Green-Talkers | Environment | Pittsburgh | Pittsburgh City Paper

Green-Talkers

Between last year's G-20 summit and last week's World Environment Day, we've heard civic boosters chatter about how green Pittsburgh is. Like a favorite bedtime story, we've been endlessly regaled with the region's transformation from soot-choked Mordor to shimmering-green role model.

 For example: "Who could have imagined a Pittsburgh known as much for environmental transformation as for its industrial might?" enthused Allegheny Conference on Community Development spokesman Bill Flanagan at WED's "Water Matters!" conference. "Pittsburghers did imagine it, and together we made it happen."

But if "greenness" strives toward environmental sustainability -- the capacity to support your way of life indefinitely -- Pittsburgh remains no greener than any other North American city dependent on fossil fuels and old-school economic growth. 

Moreover, while Pittsburgh has improved upon its long-ago visible air, by two big criteria, we are well below average environmentally.

Energy. Coal, the dirtiest energy source, generates 75 percent of Pittsburgh's electricity, estimates the U.S. Energy Information Administration -- nearly twice the national average. Think strip-mining, poisoned water, soot and airborne mercury.

Sprawl. Though the regional population hasn't grown in 60 years, we keep consuming more land: At least two studies have ranked Greater Pittsburgh among the country's most sprawling metro areas. We pay the price in habitat destruction, lost farmland, long commutes -- and stormwater runoff flooding river towns.

Meanwhile, federal standards frequently classify our air as a health risk from ozone, and even soot, still, in some places. And each year, area streams absorb 17 billion gallons of untreated sewage that flushes pipes during storms.

Moreover, some of our oft-cited environmental "wins" are easily overstated.

Take our 50-some LEED-certified buildings. That's quite a few for a city this size. But it's also a drop in the bucket: While LEED-ers like the David L. Lawrence Convention Center set a good example, 99.99 percent of our buildings are likely to remain uncertified for environmental friendliness. Meanwhile, Pennsylvania's per-capita energy usage is statistically middling; consumption is much lower in states like New York and Rhode Island, where people live closer together and drive less, green buildings or no.

Then there's biodiversity. In 2001, mayflies, a harbinger of cleaner water, returned after decades gone. Local rivers shelter growing numbers of fish and mussel species. Allegheny County now even has a resident bald eagle.

But like us, that eagle better watch what she eats: Most fish caught near Pittsburgh are not recommended for regular consumption because of mercury and other toxins. And Pitt researchers have found "intersex" fish, with both male and female sex characteristics, suggesting the rivers harbor dangerous concentrations of hormone-disrupting chemicals found in consumer products.

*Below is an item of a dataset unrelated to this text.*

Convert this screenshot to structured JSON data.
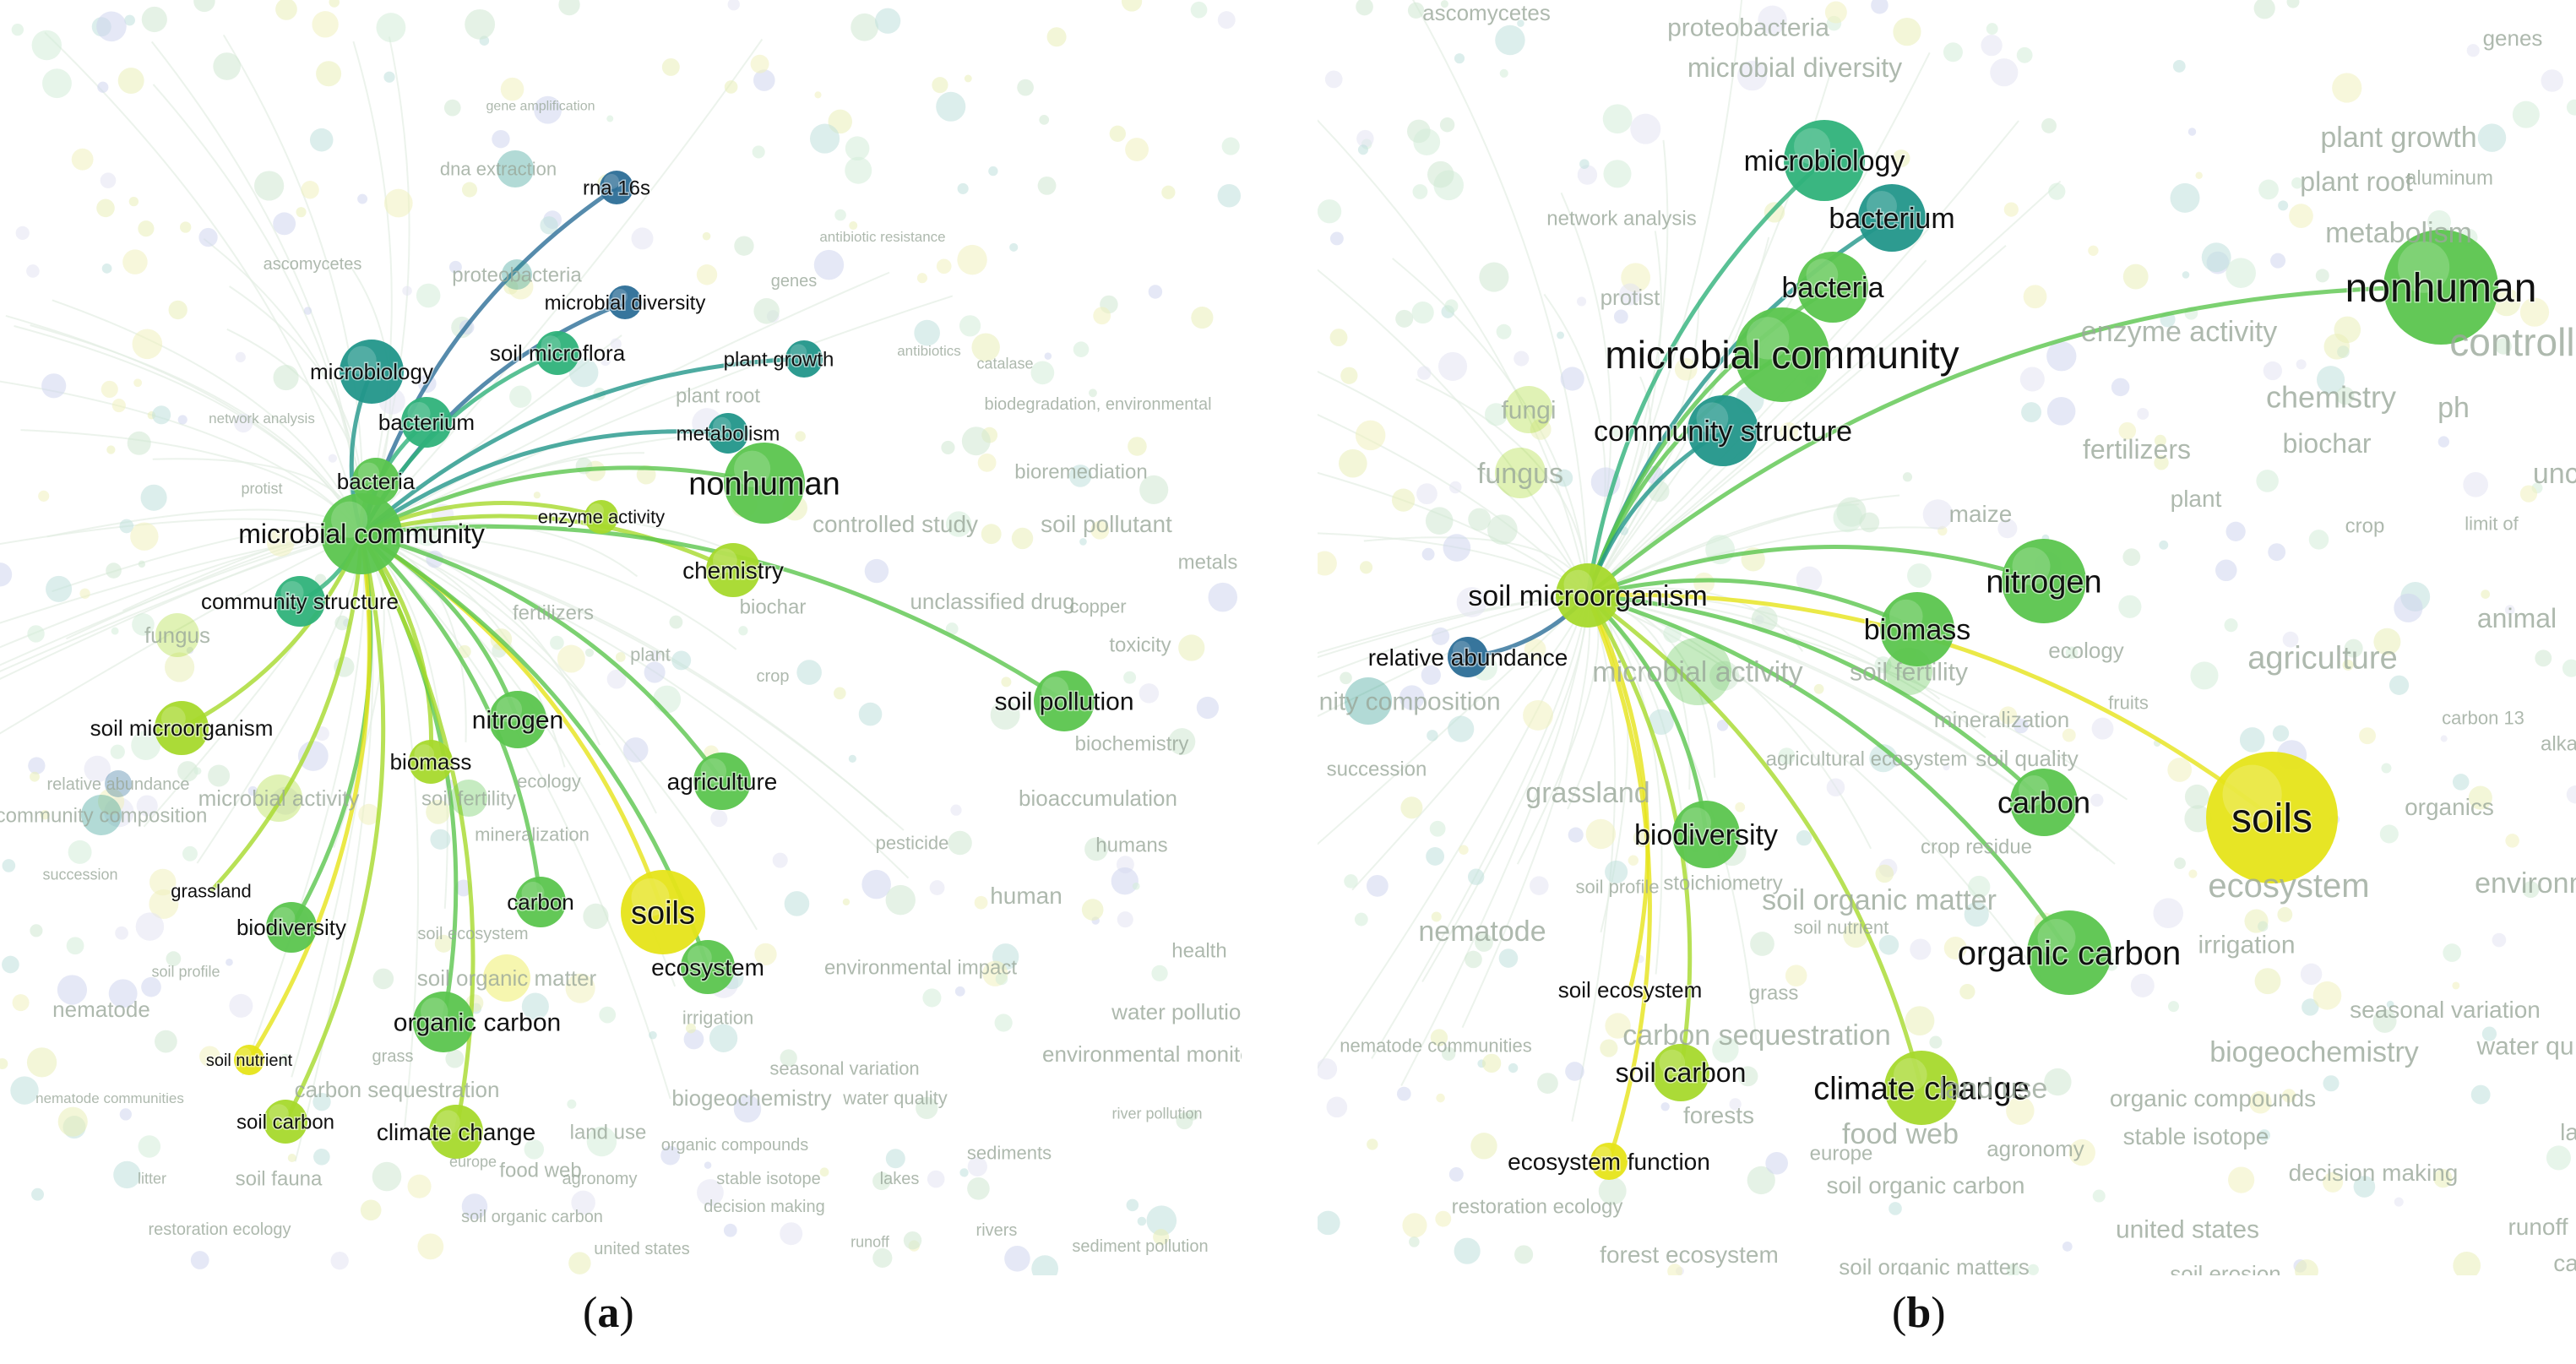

Meanwhile, fears about water pollution from a regional natural-gas drilling boom just landed the Monongahela on American Rivers' list of 10 most endangered rivers.

It can all feel a sickly green, at best.

To be sure, thousands of people are earnestly working to make Pittsburgh greener. And optimists like Court Gould, of advocacy group Sustainable Pittsburgh, couch our greening efforts in terms of, well, effort. His big question is: "Are we moving in the right direction?"

But this is a region where politicians have long fought tougher environmental standards in the name of economic growth. In 1997, Mayor Tom Murphy personally lobbied Vice President Al Gore about the risks new federal air-pollution rules posed to business. Today, County Executive Dan Onorato favors scrapping local air-pollution standards for often-looser state pollution limits.

However green it might be, Pittsburgh shouldn't take too much credit.

"Some of the progress we made, we lucked out," says Carnegie Mellon history professor Joel Tarr. 

For instance, Tarr says, the success of post-war smoke-control efforts owed much to the sudden availability of cheaper natural gas to replace coal. And later, pollutants dwindled because of something no one planned, let alone desired: the collapse of heavy industry, which outsourced our pollution along with our production.

New federal pollution standards, not local ones, were responsible for much of the rest of the improvement, though these measures were often aided by local environmental groups who took on vested interests.

Where does that leave us? Tarr sums up: "We're not the worst, we're not the best. We're somewhere in the middle, and we still have a ways to go."